In March of 1914, 9 months before we entered WWII, the US passed the Lend-Lease Act, under which we supplied the following to the USSR (then at war with Germany):
- 400,000 jeeps & trucks
- 14,000 airplanes
- 8,000 tractors
- 13,000 tanks
- 1.5 million blankets
- 15 million pairs of army boots
- 107,000 tons of cotton
- 2.7 million tons of petrol products
- 4.5 million tons of food
Was that exploitation?
Was that false sympathy?
Nope. It was Realpolitik. It was national interest.
1. I assume you mean 1941
World War I was a very foolish internal European civil war that we should have stayed out of.
2. Its probably time we even re-evaluated the WWII mythology and nostalgia as well.
Its getting dangerous considering how you pro-War Chick-Hawks use it as an endless bloody shirt to try and get American boys killed in more foreign wars....and apparently will use it as a excuse for more wars forever and ever and ever.
The USA got into that war because it was actually physically attacked by the Empire of Japan...it was probably the last legitimate large scale war we have fought.
But lets also be honest... Peter Hitchens hits the nail on the head in terms of how that war ended.

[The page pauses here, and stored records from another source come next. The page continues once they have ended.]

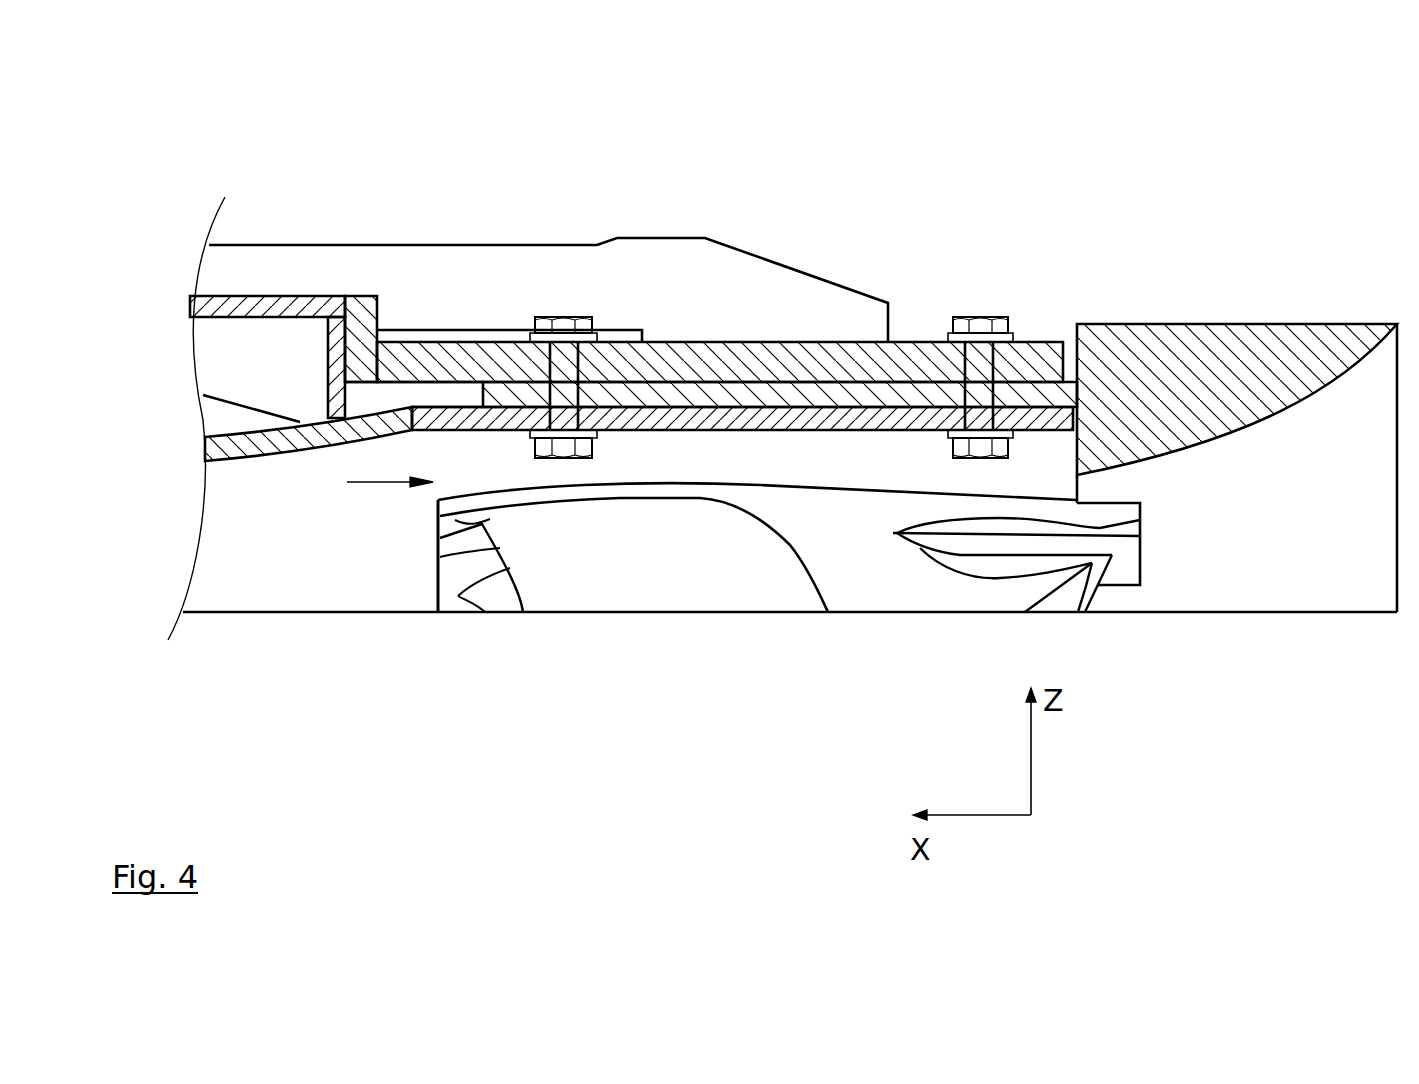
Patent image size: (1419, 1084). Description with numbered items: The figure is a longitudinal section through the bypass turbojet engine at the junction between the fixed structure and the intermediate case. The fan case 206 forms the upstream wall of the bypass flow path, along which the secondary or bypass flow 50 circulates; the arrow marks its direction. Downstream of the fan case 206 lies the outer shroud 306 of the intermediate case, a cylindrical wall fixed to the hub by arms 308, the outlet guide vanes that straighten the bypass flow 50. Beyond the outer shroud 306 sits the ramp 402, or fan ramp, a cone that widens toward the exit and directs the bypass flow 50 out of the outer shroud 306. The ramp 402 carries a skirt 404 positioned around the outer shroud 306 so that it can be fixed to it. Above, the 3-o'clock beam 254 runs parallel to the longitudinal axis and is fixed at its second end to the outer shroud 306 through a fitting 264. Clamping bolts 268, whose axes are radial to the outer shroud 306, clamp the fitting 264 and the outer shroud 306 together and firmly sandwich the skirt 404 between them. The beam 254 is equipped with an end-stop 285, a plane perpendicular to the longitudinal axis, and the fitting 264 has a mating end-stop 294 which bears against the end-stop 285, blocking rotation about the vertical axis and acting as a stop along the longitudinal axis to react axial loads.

The secondary or bypass flow 50 is at (390, 502).
The fan case 206 is at (320, 433).
The 3-o'clock beam 254 is at (665, 268).
The fitting 264 is at (807, 357).
The clamping bolts 268 is at (980, 325).
The end-stop 285 is at (332, 340).
The mating end-stop 294 is at (378, 297).
The outer shroud 306 is at (762, 417).
The arms 308 is at (593, 567).
The ramp 402 is at (1232, 390).
The skirt 404 is at (1027, 393).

"World War II began as a war to save Poland from a ruthless totalitarian doctorship. It ended with Poland under the control of a ruthless totalitarian dictatorship...along with half of the entire European continent. And along the way 50 million people died"
WWI was not
I did not say the same for WW2....Japan attacked the USA....I specially said it was the last large scale legitimate war the USA has fought.
I do believe WW1 was worth the US entering. The Freedom of Navigation alone.

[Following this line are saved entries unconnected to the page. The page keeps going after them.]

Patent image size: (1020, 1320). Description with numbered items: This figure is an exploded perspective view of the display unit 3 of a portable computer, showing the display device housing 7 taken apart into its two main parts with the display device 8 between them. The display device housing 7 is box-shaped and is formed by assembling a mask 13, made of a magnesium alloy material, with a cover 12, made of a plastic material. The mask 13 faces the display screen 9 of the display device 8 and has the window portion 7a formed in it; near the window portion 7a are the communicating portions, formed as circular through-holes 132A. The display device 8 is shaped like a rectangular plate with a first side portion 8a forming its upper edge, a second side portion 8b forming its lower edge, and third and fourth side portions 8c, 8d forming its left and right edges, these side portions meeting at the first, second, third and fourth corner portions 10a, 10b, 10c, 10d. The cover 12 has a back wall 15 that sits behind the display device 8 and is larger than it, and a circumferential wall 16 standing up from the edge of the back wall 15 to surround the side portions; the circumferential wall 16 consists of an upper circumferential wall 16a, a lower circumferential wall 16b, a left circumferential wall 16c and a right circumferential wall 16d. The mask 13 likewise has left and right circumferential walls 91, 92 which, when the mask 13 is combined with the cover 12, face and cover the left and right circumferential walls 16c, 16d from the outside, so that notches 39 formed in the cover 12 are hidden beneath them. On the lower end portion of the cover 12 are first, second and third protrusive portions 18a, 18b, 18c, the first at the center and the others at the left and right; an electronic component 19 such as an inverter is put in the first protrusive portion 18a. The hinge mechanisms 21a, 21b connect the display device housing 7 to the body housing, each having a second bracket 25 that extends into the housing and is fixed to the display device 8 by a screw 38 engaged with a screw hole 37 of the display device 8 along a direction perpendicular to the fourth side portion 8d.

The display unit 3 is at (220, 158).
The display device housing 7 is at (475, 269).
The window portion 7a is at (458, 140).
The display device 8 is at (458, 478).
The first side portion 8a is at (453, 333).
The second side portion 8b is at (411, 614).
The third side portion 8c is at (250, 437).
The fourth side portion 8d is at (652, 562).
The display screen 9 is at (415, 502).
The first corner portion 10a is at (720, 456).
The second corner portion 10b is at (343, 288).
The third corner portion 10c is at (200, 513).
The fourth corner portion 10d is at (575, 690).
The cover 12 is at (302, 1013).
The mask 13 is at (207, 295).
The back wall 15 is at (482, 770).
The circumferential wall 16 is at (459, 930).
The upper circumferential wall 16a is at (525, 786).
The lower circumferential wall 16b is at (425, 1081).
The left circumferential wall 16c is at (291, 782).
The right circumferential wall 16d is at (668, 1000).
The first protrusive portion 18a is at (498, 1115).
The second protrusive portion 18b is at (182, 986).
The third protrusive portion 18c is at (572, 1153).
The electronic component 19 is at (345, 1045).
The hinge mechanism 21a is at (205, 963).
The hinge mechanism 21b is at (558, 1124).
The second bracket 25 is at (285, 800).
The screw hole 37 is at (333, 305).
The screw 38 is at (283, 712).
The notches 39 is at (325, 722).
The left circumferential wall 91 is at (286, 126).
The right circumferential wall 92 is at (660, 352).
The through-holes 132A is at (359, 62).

I can assure you the powers that be in the USA did not enter that war to "defend the right of navigation"
[When WWI began in Europe in 1914, many Americans wanted the United States to stay out of the conflict, forcing President Woodrow Wilson to adopt a policy of strict neutrality...
.
Despite the U.S. position, many Americans personally sympathized with Britain, France and their allies. American institutions lent large sums to the Allied governments, giving the U.S. a financial stake in the outcome of the war. Nearly 10% of Americans identified as ethnic Germans, most of whom hoped the United States would remain neutral in the war....

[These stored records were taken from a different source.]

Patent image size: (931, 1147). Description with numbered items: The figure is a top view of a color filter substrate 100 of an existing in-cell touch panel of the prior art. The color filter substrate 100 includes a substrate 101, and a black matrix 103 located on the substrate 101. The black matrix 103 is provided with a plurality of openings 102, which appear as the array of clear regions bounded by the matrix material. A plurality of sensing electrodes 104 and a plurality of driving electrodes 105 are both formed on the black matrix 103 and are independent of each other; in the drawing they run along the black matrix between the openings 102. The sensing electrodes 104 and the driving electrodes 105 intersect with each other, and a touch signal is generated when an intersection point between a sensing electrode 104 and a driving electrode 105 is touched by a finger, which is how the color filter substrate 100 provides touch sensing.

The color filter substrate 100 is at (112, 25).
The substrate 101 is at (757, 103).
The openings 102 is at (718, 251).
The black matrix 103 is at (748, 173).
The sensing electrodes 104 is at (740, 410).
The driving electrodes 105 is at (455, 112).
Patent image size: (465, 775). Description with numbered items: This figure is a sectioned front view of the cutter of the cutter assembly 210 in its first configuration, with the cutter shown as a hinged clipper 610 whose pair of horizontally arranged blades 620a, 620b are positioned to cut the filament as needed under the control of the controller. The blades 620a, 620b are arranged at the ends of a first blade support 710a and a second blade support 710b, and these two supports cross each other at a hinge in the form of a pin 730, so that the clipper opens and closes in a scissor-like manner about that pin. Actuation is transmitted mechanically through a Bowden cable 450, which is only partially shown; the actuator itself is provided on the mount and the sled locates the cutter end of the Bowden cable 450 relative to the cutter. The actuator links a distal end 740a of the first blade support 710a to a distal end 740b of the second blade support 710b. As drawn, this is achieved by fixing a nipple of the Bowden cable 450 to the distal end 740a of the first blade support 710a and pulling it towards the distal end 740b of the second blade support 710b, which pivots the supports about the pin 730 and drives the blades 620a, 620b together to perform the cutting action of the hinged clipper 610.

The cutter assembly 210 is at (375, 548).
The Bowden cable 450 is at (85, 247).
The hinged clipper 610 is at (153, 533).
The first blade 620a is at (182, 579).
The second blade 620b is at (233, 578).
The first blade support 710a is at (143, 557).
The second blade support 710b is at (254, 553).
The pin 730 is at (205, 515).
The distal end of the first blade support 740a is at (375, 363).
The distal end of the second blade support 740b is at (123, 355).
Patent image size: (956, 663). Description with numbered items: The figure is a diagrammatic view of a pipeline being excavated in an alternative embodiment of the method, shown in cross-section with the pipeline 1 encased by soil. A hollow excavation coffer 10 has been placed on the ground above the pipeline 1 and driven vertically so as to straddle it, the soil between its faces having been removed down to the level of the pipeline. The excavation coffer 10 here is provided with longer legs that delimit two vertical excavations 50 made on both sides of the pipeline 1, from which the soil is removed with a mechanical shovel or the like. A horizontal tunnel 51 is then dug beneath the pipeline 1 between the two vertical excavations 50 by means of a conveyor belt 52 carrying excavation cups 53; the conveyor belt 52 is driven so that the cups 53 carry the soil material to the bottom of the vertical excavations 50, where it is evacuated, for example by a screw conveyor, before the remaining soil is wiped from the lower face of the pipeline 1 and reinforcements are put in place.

While the country was at peace, American banks made huge loans to the Entente powers, which were used mainly to buy munitions, raw materials, and food from across the Atlantic. Although US President Woodrow Wilson made preparations for a land war before 1917, he also authorize a shipbuilding program for the United States Navy. Wilson was narrowly re-elected in 1916 on an anti-war platform.]
1. That is well know...so is the Zimmerman telegram to Mexico.
https://www.theworldwar.org/learn/about-wwi/zimmermann-telegram
2. Its not conspiracy to say that the US leadership and financial elite had a preferred out come of that war in mind. And that they were not as interested in saying neutral as the majority of the population.
America's political and financial elite were looking for reasons to get into the war...the average America was looking for reasons to stay out of it.
Buddy there are entire books written about World War I and the politics involved in our decision to enter that war.
As some point you have to stop labeling facts and opinions you don't like as "conspiracy" theories.
Unless of course you think the U.S. fights all wars without input from the American business and financial community.
PS
The text I quoted was right from the National World War I museum and memorial
A bunch of "conspiracy" theorists right?
https://www.theworldwar.org/learn/about-wwi/us-enters-war
"Despite the U.S. position, many Americans personally sympathized with Britain, France and their allies. American institutions lent large sums to the Allied governments, giving the U.S. a financial stake in the outcome of the war."
And you of course pick and choose what points you want to emphasize….thats part of debate
German naval attacks not with standing the American pubic was not on board with getting into WWI even long after it was declared.
It took a large PR and propaganda campaign to get them in line.